Experimental intra-abdominal abscesses were initiated by surgical implantation of a fibrin clot contaminated with either Bacteroides fragilis, Bacteroides thetaiotaomicron, or B fragilis-Escherichia coli. Seven days after surgery the numbers of bacteroides (per gram) in B fragilis and B thetaiotaomicron abscesses were typically log10 8.4 +/- 0.5 (n = 6) and log10 6.4 +/- 0.6 (n = 4), respectively; B fragilis-E coli abscesses typically contained log10 8.9 +/- 0.5 B fragilis and log10 7.6 +/- 0.6 E coli (n = 5). Of 38 B fragilis abscesses, 14 B fragilis-E coli abscesses, and nine B thetaiotaomicron abscesses, additional intestinal bacteria were recovered from 21 (55%), 13 (93%), and seven (89%) abscesses, respectively.
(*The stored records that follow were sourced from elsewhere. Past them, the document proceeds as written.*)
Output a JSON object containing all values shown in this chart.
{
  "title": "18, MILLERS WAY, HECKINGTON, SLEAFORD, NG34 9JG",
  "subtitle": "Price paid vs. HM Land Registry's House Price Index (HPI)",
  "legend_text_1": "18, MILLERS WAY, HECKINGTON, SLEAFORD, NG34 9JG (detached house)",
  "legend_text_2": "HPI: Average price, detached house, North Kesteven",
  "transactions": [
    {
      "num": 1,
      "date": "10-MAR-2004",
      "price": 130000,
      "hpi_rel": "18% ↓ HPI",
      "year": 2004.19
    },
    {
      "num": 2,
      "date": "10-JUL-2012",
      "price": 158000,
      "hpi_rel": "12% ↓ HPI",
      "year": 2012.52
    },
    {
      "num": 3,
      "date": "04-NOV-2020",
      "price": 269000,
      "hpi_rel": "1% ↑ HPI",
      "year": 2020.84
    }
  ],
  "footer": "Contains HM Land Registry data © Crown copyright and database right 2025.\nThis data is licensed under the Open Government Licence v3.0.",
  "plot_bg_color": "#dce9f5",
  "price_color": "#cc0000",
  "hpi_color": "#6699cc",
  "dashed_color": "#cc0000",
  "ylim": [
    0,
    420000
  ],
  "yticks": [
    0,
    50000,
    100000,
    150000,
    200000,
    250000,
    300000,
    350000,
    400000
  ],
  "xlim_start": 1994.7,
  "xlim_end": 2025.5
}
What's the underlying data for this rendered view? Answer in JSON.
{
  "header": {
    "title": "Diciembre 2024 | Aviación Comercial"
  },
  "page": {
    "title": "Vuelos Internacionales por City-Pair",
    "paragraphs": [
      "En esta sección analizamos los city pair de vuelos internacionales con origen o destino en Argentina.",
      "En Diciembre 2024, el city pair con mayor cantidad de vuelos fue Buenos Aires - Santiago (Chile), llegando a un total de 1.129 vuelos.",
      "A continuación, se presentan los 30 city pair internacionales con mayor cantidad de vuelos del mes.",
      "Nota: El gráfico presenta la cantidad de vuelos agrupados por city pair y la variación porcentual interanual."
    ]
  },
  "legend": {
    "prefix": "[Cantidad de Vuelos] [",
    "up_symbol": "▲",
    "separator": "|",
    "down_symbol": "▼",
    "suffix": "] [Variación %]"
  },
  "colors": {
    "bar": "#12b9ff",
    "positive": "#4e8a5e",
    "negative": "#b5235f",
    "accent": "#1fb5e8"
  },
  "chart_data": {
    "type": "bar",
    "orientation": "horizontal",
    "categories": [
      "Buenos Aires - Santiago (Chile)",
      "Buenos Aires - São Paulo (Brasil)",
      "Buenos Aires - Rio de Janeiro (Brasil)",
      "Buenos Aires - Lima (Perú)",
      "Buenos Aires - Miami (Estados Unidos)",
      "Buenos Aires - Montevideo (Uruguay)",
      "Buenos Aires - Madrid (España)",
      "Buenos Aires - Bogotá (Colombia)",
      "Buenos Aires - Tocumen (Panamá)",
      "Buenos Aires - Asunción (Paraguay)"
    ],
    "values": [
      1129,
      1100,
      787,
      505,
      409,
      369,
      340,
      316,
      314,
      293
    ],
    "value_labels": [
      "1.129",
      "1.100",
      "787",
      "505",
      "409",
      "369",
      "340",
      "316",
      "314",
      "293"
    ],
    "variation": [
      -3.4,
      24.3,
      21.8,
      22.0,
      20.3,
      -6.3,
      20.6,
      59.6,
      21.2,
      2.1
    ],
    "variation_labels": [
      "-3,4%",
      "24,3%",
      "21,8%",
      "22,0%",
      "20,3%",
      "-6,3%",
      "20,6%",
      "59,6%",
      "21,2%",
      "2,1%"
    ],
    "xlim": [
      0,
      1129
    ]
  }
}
The additional organisms, in decreasing order of frequency, were enterococci, E coli, staphylococci, alpha-streptococci, lactobacilli, and Proteus species in numbers ranging from 2.5 log10 to 7.9 log10 per gram of abscess. Histologic sections of contaminated abscesses adherent to the intestine, liver, or spleen revealed normal tissue histology and no breakdown of the abscess wall. Thus, intestinal bacteria translocated into intra-abdominal abscesses by a mechanism that did not appear to be surgical soilage.
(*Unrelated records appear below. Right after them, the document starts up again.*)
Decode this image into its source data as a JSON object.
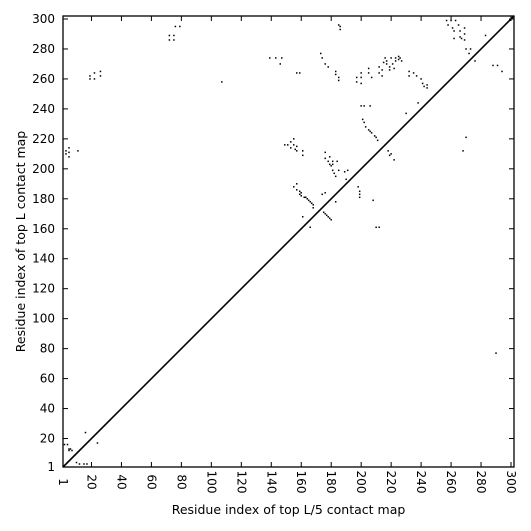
{
  "chart_data": {
    "type": "heatmap",
    "title": "",
    "xlabel": "Residue index of top L/5 contact map",
    "ylabel": "Residue index of top L contact map",
    "xlim": [
      1,
      302
    ],
    "ylim": [
      1,
      302
    ],
    "x_ticks": [
      1,
      20,
      40,
      60,
      80,
      100,
      120,
      140,
      160,
      180,
      200,
      220,
      240,
      260,
      280,
      300
    ],
    "y_ticks": [
      1,
      20,
      40,
      60,
      80,
      100,
      120,
      140,
      160,
      180,
      200,
      220,
      240,
      260,
      280,
      300
    ],
    "grid": false,
    "diagonal_line": true,
    "colors": {
      "mark": "#000000",
      "background": "#ffffff"
    },
    "upper_triangle_contacts": [
      [
        3,
        210
      ],
      [
        3,
        212
      ],
      [
        5,
        208
      ],
      [
        5,
        211
      ],
      [
        5,
        214
      ],
      [
        11,
        212
      ],
      [
        19,
        260
      ],
      [
        19,
        262
      ],
      [
        22,
        260
      ],
      [
        22,
        264
      ],
      [
        26,
        262
      ],
      [
        26,
        265
      ],
      [
        72,
        286
      ],
      [
        72,
        289
      ],
      [
        75,
        286
      ],
      [
        75,
        289
      ],
      [
        76,
        295
      ],
      [
        79,
        295
      ],
      [
        107,
        258
      ],
      [
        139,
        274
      ],
      [
        143,
        274
      ],
      [
        146,
        270
      ],
      [
        147,
        274
      ],
      [
        149,
        216
      ],
      [
        151,
        216
      ],
      [
        153,
        214
      ],
      [
        153,
        218
      ],
      [
        155,
        216
      ],
      [
        155,
        220
      ],
      [
        156,
        213
      ],
      [
        157,
        212
      ],
      [
        157,
        215
      ],
      [
        155,
        188
      ],
      [
        157,
        186
      ],
      [
        157,
        190
      ],
      [
        159,
        183
      ],
      [
        159,
        185
      ],
      [
        160,
        182
      ],
      [
        160,
        184
      ],
      [
        161,
        168
      ],
      [
        161,
        212
      ],
      [
        161,
        209
      ],
      [
        162,
        181
      ],
      [
        163,
        181
      ],
      [
        164,
        180
      ],
      [
        165,
        179
      ],
      [
        166,
        178
      ],
      [
        167,
        177
      ],
      [
        168,
        176
      ],
      [
        168,
        174
      ],
      [
        166,
        161
      ],
      [
        157,
        264
      ],
      [
        159,
        264
      ],
      [
        173,
        277
      ],
      [
        174,
        274
      ],
      [
        176,
        270
      ],
      [
        178,
        268
      ],
      [
        174,
        183
      ],
      [
        176,
        184
      ],
      [
        175,
        171
      ],
      [
        176,
        170
      ],
      [
        177,
        169
      ],
      [
        178,
        168
      ],
      [
        179,
        167
      ],
      [
        180,
        166
      ],
      [
        176,
        211
      ],
      [
        176,
        207
      ],
      [
        178,
        205
      ],
      [
        179,
        203
      ],
      [
        179,
        208
      ],
      [
        180,
        202
      ],
      [
        181,
        199
      ],
      [
        182,
        197
      ],
      [
        181,
        205
      ],
      [
        181,
        203
      ],
      [
        184,
        205
      ],
      [
        183,
        178
      ],
      [
        183,
        195
      ],
      [
        185,
        199
      ],
      [
        189,
        198
      ],
      [
        190,
        193
      ],
      [
        191,
        199
      ],
      [
        183,
        263
      ],
      [
        183,
        265
      ],
      [
        185,
        261
      ],
      [
        185,
        259
      ],
      [
        186,
        295
      ],
      [
        186,
        293
      ],
      [
        185,
        296
      ],
      [
        197,
        258
      ],
      [
        197,
        261
      ],
      [
        198,
        188
      ],
      [
        199,
        185
      ],
      [
        199,
        183
      ],
      [
        199,
        181
      ],
      [
        200,
        257
      ],
      [
        200,
        261
      ],
      [
        200,
        264
      ],
      [
        200,
        242
      ],
      [
        202,
        242
      ],
      [
        206,
        242
      ],
      [
        201,
        233
      ],
      [
        202,
        231
      ],
      [
        203,
        228
      ],
      [
        205,
        226
      ],
      [
        206,
        225
      ],
      [
        207,
        224
      ],
      [
        209,
        222
      ],
      [
        210,
        221
      ],
      [
        211,
        219
      ],
      [
        205,
        264
      ],
      [
        205,
        267
      ],
      [
        207,
        261
      ],
      [
        208,
        179
      ],
      [
        210,
        161
      ],
      [
        212,
        161
      ],
      [
        212,
        268
      ],
      [
        212,
        264
      ],
      [
        214,
        266
      ],
      [
        214,
        262
      ],
      [
        215,
        271
      ],
      [
        216,
        274
      ],
      [
        217,
        272
      ],
      [
        217,
        270
      ],
      [
        219,
        266
      ],
      [
        219,
        268
      ],
      [
        218,
        212
      ],
      [
        219,
        209
      ],
      [
        220,
        210
      ],
      [
        222,
        206
      ],
      [
        220,
        274
      ],
      [
        221,
        270
      ],
      [
        222,
        267
      ],
      [
        223,
        272
      ],
      [
        223,
        274
      ],
      [
        225,
        273
      ],
      [
        225,
        275
      ],
      [
        226,
        274
      ],
      [
        227,
        272
      ],
      [
        230,
        237
      ],
      [
        232,
        262
      ],
      [
        232,
        265
      ],
      [
        235,
        264
      ],
      [
        237,
        262
      ],
      [
        238,
        244
      ],
      [
        240,
        260
      ],
      [
        241,
        257
      ],
      [
        242,
        255
      ],
      [
        244,
        254
      ],
      [
        244,
        256
      ],
      [
        257,
        299
      ],
      [
        258,
        296
      ],
      [
        260,
        299
      ],
      [
        261,
        294
      ],
      [
        262,
        292
      ],
      [
        262,
        287
      ],
      [
        263,
        299
      ],
      [
        265,
        296
      ],
      [
        266,
        292
      ],
      [
        266,
        288
      ],
      [
        267,
        287
      ],
      [
        268,
        212
      ],
      [
        269,
        294
      ],
      [
        269,
        290
      ],
      [
        269,
        286
      ],
      [
        270,
        221
      ],
      [
        270,
        280
      ],
      [
        272,
        277
      ],
      [
        273,
        280
      ],
      [
        276,
        272
      ],
      [
        283,
        289
      ],
      [
        288,
        269
      ],
      [
        290,
        77
      ],
      [
        291,
        269
      ],
      [
        294,
        265
      ]
    ],
    "lower_triangle_contacts": [
      [
        2,
        16
      ],
      [
        4,
        16
      ],
      [
        5,
        13
      ],
      [
        5,
        12
      ],
      [
        6,
        13
      ],
      [
        7,
        12
      ],
      [
        10,
        4
      ],
      [
        12,
        3
      ],
      [
        15,
        3
      ],
      [
        16,
        24
      ],
      [
        17,
        3
      ],
      [
        24,
        17
      ]
    ]
  }
}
通过手术植入被脆弱拟杆菌、多形拟杆菌或脆弱拟杆菌-大肠杆菌污染的纤维蛋白凝块来引发实验性腹腔内脓肿。术后7天,脆弱拟杆菌和多形拟杆菌脓肿中拟杆菌的数量(每克)通常分别为log10 8.4±0.5(n = 6)和log10 6.4±0.6(n = 4);脆弱拟杆菌-大肠杆菌脓肿通常含有log10 8.9±0.5的脆弱拟杆菌和log10 7.6±0.6的大肠杆菌(n = 5)。在38个脆弱拟杆菌脓肿、14个脆弱拟杆菌-大肠杆菌脓肿和9个多形拟杆菌脓肿中,分别从21个(55%)、13个(93%)和7个(89%)脓肿中分离出了其他肠道细菌。这些额外的微生物,按频率递减顺序排列,为肠球菌、大肠杆菌、葡萄球菌、α-链球菌、乳酸杆菌和变形杆菌属,每克脓肿中的数量范围为2.5 log10至7.9 log10。附着于肠道、肝脏或脾脏的受污染脓肿的组织学切片显示正常组织学,脓肿壁无破裂。因此,肠道细菌通过一种似乎不是手术污染的机制转移到腹腔内脓肿中。